I’ve been craving phad thai all week so I decided that I would try that Thai place on Swanston St. Always popular with the students, Ghin Khao has been around for quite a while yet it’s a place that I’ve walked past numerous times without giving much thought. Given that it seems to be popular though, we figured that it must do an alright phad thai and so we ventured into the two-storey restaurant at around 2:30pm yesterday. The term “ghin khao” is the Thai equivalent of the Cantonese “sik fan” and with an extensive menu that has a decent selection of snacks, soups, salads, noodles, curries, rice and desserts you would definitely be doing some serious sik fan-ing. There are even several decently-priced banquet options for those who are particularly hungry which I would normally go for but I didn’t want to eat too much for the time being.
Our water cups. I couldn’t decide whether I liked them or not. On one hand, kudos for the Ghin Khao crew for trying to prettify things. On the other hand, they were flimsy as and could not hold much water. Plus, they looked like those cheapo bangles that you can get from Diva.
My surprisingly awesome phad thai goong ($13.90).
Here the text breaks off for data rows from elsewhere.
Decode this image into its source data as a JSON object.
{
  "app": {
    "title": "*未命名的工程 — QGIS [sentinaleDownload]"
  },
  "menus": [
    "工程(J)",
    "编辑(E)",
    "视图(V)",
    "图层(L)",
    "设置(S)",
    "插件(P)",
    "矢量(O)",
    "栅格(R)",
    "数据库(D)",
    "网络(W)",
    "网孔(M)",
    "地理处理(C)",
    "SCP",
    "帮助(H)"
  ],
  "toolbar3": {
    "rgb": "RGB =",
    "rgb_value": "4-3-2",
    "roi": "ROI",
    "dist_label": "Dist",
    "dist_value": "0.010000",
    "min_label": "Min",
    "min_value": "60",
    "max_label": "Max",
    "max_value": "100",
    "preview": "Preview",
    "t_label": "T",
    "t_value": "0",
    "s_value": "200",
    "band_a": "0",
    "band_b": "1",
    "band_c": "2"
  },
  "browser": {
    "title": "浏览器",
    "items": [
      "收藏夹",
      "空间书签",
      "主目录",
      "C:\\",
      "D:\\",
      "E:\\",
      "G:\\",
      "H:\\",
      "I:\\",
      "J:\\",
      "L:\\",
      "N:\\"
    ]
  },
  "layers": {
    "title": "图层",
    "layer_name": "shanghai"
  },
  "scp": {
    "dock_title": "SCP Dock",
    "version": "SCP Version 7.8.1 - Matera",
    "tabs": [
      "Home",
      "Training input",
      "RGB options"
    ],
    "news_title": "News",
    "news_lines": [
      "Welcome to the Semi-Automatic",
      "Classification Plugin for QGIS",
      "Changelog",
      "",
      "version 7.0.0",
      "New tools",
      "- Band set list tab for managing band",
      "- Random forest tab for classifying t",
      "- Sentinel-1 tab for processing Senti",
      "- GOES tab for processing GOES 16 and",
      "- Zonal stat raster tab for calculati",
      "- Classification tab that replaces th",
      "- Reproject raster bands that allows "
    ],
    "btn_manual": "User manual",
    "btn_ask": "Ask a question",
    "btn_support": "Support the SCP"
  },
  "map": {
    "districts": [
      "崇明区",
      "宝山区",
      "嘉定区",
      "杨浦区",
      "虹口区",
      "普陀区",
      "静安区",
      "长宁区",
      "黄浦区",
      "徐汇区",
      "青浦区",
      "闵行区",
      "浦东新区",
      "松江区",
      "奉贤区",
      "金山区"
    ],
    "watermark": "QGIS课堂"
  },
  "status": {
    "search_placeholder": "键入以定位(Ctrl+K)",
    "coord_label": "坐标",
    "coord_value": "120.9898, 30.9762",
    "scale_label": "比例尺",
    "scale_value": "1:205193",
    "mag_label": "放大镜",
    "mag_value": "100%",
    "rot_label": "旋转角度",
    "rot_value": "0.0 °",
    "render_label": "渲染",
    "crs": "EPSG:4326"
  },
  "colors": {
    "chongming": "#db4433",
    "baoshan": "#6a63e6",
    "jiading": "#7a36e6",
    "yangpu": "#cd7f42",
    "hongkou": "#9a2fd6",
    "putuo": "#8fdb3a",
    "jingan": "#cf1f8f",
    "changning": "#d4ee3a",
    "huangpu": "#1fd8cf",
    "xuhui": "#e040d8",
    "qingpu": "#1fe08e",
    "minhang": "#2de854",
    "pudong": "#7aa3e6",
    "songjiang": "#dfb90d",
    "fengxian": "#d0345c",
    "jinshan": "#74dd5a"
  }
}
I say surprisingly, because I thought my food was going to be average at best. After all, this was Swanston St and secondly, I wasn’t sure it was an authentic Thai place. Anyway, it was a lovely combination of rice noodles stir fried with a handful of prawns, tofu, dried shrimp and peanuts, all brought together by a wonderful fish sauce and tamarind sauce. I was also glad that it was a refreshingly light version rather than the heavy version that we’re so accustomed to seeing in Thai restaurants around Melbourne. Plus, the noodles still retained its chewiness throughout the meal and never went soggy at all which is a bonus for me too. Apart from the fact that the noodles were thinner than what I’m used to and apart from the fact that I got a wedge of lemon instead of a lime, I’d say that this was a pretty darn good phad thai.
Adam’s not-so-awesome-but-still-yummy-nevertheless massaman beef curry ($11.90). It was, like mine, quite small but definitely not lacking in flavour. The curry itself was an aromatic mixture of the usual suspects, coconut milk, potatoes, cinnamon, fish sauce, tamarind, to name just a few ingredients. It was sweeter than other versions which didn’t really bother Adam at all but I probably would not have been happy if I had that one dish to myself as it would have been overkill (yeah, I don’t have much of a sweet tooth).
Good service, yummy food but the portions erred towards the skinny side for the price we paid. We’d still come back if we’re feeling like Thai food and couldn’t find anywhere else to go though.